Sirens followed and government workers joined hundreds of thousands of British Columbians, including school children, who all hid under their desks and then evacuated their buildings to safety.
But while the mock earthquake drill was setting off alarm bells across the province, it was eerily quite at Natural Resources Canada near Victoria where seismologists measure earthquake activity.
"I can't see any earthquakes," said seismologist Alison Bird, who checked the graphs and found nothing had registered. "It was little bit boring around that time, I'm sorry."
But she said B.C. has been rattled recently by tiny aftershocks from a quake off Haida Gwaii last month.
While those quakes register on equipment, they are seldom felt by the public.
B.C. Justice Minister Suzanne Anton said up to 690,000 British Columbians participated in the Great British Columbia ShakeOut, which saw many people crawl under their desks during the mock earthquake drill.
Anton said the drop, cover and hold moves are critical first steps in the event of a real earthquake, but so are practising home, school and business escape routes and preparing earthquake kits to keep survivors comfortable until help arrives.
"I urge every person living in coastal British Columbia to recognize the significant risk of an earthquake and to practice, plan and prepare," said Anton in a statement. "Practice what to do when an earthquake hits with the 'drop, cover and hold on' drill.
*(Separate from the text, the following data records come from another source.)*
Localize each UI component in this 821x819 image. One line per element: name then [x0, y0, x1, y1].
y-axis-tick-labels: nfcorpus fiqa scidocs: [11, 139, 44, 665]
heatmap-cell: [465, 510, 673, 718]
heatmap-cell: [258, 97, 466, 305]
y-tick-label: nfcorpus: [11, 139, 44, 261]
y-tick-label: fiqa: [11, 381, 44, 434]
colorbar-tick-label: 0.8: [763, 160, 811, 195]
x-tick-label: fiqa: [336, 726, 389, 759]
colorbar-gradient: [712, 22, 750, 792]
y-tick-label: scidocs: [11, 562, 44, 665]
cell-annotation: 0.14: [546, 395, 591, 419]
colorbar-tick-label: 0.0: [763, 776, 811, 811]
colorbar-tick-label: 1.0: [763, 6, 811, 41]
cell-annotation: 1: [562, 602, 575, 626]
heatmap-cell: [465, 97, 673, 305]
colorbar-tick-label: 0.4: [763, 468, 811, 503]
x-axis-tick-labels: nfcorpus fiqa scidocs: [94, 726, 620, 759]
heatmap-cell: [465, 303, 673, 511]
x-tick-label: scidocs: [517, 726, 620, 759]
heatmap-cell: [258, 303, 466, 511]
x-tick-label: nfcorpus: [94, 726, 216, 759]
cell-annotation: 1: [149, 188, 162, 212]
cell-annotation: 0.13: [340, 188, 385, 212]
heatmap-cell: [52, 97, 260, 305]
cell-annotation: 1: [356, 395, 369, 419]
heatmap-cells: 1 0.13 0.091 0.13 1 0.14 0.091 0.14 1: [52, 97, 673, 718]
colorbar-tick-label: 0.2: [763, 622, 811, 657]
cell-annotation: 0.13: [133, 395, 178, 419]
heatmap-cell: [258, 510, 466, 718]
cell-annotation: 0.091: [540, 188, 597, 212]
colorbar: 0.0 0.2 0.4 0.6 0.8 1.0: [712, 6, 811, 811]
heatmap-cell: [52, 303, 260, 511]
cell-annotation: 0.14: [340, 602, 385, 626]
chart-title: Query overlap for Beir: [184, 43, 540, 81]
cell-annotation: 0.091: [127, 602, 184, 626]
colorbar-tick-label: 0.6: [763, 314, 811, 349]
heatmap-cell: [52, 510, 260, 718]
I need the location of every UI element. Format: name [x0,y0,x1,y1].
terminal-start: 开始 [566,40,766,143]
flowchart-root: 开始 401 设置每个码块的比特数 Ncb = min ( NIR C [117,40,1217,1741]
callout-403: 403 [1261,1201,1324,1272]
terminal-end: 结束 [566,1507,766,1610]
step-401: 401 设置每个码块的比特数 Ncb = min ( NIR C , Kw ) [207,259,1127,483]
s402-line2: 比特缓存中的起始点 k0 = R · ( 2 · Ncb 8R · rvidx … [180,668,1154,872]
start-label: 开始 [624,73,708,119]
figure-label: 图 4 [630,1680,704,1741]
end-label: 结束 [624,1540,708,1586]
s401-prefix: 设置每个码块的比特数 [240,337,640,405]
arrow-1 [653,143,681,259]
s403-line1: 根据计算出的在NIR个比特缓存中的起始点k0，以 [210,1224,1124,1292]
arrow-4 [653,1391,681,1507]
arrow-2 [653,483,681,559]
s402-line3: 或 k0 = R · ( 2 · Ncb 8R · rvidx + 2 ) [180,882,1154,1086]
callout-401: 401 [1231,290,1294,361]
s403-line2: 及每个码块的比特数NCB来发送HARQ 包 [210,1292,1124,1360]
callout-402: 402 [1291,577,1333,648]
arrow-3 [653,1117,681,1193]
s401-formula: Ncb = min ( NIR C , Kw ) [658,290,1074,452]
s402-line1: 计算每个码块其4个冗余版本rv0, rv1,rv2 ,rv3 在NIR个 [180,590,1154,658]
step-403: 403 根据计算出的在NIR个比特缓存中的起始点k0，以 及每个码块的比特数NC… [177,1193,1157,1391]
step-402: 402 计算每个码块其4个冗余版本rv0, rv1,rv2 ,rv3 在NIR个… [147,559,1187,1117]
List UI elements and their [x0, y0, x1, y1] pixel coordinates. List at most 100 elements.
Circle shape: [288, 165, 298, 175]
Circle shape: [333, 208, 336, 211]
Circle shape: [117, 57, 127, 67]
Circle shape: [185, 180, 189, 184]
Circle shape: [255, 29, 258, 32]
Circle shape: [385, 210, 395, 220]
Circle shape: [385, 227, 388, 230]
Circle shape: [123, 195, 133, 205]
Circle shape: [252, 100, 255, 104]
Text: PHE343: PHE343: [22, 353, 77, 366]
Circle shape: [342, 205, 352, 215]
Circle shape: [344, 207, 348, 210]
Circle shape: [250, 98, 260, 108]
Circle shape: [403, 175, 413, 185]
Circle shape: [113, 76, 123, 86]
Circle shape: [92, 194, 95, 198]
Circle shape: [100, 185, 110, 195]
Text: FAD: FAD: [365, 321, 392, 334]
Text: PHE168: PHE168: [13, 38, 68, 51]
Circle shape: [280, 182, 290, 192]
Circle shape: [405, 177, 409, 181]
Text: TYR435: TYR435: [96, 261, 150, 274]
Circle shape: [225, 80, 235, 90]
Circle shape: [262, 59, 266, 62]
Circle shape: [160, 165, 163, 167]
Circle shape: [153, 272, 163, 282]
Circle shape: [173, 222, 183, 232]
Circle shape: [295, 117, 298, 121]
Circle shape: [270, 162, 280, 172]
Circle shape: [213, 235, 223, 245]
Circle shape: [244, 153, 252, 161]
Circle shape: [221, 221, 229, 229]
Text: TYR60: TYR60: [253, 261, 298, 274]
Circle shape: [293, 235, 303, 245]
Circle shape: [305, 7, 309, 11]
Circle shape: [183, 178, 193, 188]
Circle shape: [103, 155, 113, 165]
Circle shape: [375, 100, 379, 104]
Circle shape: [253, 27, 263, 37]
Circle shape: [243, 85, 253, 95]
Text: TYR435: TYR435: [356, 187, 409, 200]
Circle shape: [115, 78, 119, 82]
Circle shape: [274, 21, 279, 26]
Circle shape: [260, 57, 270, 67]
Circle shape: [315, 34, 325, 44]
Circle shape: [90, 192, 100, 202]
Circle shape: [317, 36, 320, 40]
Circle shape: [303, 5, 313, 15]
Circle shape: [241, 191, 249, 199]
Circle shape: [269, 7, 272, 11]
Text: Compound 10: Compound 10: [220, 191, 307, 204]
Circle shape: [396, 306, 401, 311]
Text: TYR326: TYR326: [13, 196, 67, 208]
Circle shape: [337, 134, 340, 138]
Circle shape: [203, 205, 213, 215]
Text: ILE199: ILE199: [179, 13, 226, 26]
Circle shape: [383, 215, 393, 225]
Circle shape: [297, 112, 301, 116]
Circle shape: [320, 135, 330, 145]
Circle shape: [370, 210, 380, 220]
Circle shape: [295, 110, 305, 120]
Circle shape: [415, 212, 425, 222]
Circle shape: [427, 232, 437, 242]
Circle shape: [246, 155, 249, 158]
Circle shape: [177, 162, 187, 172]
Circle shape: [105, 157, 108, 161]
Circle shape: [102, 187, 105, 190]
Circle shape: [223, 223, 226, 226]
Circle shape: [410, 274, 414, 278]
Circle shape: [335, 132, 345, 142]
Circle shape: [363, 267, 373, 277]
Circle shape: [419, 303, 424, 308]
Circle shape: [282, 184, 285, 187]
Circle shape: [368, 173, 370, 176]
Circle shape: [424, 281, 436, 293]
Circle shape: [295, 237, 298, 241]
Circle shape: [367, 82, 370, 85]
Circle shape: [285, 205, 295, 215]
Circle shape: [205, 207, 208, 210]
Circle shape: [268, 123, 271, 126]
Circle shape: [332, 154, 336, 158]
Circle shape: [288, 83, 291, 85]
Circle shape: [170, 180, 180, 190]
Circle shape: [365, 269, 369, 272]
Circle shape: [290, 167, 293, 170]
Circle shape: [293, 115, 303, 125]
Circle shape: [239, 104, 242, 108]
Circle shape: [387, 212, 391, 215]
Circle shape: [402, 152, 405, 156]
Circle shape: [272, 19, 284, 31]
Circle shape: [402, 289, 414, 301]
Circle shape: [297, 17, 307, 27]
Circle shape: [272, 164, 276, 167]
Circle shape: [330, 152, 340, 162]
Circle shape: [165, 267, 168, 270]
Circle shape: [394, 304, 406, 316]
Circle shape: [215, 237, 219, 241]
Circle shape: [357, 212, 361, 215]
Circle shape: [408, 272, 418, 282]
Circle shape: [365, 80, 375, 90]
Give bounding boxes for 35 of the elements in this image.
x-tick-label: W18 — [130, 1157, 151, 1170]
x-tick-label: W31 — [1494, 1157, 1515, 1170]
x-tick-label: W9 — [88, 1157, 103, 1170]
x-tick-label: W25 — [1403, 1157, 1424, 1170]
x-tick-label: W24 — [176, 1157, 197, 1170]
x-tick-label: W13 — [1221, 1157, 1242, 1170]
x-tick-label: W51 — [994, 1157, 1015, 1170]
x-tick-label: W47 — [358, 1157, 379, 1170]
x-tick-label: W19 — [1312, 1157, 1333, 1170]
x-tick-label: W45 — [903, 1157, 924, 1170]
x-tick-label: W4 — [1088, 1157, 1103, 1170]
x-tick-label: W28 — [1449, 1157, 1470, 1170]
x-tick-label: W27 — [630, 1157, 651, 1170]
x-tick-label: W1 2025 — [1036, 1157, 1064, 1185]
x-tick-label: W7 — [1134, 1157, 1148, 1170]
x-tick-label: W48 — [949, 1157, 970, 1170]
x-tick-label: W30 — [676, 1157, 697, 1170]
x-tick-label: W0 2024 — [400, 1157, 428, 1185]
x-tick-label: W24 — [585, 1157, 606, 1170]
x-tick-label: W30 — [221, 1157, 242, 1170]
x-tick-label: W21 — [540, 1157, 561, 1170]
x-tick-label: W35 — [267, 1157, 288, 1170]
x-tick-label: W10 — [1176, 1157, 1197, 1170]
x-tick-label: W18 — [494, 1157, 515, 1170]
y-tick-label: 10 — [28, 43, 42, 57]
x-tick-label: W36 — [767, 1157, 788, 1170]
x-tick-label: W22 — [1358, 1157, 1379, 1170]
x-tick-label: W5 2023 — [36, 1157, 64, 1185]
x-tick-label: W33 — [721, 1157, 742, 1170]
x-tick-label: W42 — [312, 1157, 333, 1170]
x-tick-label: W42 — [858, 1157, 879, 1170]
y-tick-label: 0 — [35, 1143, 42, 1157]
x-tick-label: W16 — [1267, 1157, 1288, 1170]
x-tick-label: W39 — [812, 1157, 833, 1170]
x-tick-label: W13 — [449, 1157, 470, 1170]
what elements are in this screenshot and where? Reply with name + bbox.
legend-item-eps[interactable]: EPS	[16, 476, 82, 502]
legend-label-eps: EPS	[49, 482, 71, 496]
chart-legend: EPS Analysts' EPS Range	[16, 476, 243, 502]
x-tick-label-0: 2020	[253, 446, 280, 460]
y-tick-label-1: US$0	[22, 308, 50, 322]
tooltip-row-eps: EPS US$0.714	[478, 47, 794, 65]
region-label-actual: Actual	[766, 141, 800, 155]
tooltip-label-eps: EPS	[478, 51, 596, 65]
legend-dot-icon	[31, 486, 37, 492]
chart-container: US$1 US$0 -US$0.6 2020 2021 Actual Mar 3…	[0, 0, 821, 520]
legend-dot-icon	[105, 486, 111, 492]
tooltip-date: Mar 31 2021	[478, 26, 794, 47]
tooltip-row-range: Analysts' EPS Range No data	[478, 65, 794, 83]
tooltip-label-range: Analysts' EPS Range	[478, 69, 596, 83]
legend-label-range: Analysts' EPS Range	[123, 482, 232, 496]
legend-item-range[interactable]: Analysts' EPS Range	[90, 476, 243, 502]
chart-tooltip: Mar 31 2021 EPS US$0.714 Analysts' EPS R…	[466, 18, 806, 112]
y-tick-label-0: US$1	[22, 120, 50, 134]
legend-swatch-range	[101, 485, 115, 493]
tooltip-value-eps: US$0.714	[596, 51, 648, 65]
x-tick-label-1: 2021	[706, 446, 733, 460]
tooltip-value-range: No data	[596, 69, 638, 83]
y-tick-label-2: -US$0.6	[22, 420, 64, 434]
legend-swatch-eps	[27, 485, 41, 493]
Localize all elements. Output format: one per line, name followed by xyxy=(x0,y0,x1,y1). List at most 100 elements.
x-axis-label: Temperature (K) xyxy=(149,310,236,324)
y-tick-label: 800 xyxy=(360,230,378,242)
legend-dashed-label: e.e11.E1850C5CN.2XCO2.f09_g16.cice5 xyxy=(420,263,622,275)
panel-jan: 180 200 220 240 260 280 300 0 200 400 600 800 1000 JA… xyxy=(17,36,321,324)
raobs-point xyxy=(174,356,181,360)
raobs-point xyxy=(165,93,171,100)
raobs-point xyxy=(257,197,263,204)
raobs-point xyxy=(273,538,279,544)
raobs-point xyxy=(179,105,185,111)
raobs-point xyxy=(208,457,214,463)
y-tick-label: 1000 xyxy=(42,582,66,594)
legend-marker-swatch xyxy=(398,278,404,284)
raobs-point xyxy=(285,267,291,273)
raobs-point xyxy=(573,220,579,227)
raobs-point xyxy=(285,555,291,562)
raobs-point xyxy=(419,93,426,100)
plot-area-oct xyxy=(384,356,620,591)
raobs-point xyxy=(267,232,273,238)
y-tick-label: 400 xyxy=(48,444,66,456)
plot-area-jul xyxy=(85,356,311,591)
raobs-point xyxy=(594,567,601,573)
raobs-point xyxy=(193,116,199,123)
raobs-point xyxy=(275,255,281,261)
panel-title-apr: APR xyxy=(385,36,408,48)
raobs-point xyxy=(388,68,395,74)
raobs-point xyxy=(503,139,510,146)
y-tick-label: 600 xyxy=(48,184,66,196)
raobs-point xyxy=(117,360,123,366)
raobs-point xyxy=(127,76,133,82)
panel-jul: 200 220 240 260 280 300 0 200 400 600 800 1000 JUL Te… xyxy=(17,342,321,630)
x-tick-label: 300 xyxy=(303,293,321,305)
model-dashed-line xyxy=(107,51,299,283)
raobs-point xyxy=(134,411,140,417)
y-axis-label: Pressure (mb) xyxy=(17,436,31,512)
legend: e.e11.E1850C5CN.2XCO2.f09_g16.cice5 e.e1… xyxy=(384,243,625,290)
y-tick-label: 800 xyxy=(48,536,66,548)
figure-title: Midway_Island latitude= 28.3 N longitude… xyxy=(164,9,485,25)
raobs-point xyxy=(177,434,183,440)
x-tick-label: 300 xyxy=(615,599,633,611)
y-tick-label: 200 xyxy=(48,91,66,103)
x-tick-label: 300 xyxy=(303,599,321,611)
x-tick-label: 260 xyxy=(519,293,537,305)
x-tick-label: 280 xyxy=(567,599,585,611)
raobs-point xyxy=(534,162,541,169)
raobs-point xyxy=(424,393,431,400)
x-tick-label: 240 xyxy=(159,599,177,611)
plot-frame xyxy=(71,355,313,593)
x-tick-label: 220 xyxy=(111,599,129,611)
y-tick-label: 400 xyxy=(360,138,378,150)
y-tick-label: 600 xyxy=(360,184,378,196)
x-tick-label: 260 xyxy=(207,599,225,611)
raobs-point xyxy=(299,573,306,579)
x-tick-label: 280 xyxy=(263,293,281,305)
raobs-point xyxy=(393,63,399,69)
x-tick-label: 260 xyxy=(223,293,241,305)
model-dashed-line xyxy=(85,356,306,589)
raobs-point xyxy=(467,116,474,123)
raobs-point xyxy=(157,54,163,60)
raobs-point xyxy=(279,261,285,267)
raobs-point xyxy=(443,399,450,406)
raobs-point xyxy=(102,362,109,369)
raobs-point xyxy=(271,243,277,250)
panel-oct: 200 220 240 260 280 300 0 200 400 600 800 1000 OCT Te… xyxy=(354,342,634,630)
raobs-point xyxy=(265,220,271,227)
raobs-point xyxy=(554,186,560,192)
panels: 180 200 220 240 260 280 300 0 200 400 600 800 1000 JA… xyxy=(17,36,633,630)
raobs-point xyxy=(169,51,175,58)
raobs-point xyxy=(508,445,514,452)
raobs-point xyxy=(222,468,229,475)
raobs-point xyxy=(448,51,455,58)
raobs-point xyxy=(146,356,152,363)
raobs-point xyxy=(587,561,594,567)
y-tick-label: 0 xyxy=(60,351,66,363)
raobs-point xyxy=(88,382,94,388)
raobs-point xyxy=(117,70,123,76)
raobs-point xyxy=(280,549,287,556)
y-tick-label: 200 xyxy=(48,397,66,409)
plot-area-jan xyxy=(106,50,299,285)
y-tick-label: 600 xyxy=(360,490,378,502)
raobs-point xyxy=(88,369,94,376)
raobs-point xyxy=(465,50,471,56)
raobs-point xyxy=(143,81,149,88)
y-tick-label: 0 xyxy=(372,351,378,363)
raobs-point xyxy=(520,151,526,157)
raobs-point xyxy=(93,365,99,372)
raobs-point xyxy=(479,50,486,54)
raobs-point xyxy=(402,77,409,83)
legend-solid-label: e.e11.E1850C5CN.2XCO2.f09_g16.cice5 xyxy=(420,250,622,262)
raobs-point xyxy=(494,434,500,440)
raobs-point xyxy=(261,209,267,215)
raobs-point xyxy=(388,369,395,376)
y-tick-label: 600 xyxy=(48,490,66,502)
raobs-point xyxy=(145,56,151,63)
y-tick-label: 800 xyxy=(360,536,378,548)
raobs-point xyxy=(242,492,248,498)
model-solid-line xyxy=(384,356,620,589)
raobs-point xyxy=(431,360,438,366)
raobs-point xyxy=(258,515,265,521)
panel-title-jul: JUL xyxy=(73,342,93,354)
Make an emergency plan for your family members so everyone knows what to do. And prepare to be able to survive on your own for at least 72 hours."
Coastal British Columbia is located in an active earthquake zone where minor rumblings are regular occurrences, but major quakes are also a threat. Three hundred years ago a major quake off the Alaska coast created a tsunami that wiped out aboriginal villages and eventually hit Japan.
The B.C. ShakeOut drill coincided with similar events in the Western United States, Japan and Italy where millions practised their drop, cover and hold skills.
In California, the most earthquake-prone region in the United States, 9.5 million people signed up to participate in the drill.
It was estimated that 15 million people worldwide participated in the earthquake rehearsal.
The Great ShakeOut was first held in California in 2008.
Last month, 13,000 people in Quebec's Charlevoix region — located on the north shore of the Saint Lawrence River — held their own ShakeOut drill.
In recent weeks, powerful quakes have hit worldwide, including a magnitude-7.1 jolt that killed more than 100 people in the Philippines and damaged historic churches.
Since 2001, the B.C. government has spent or committed to spend more than $2.2 billion to seismically upgrade or replace 214 schools considered high-risk from an earthquake.
Other studies conclude the B.C. legislature building will topple in the event of an earthquake.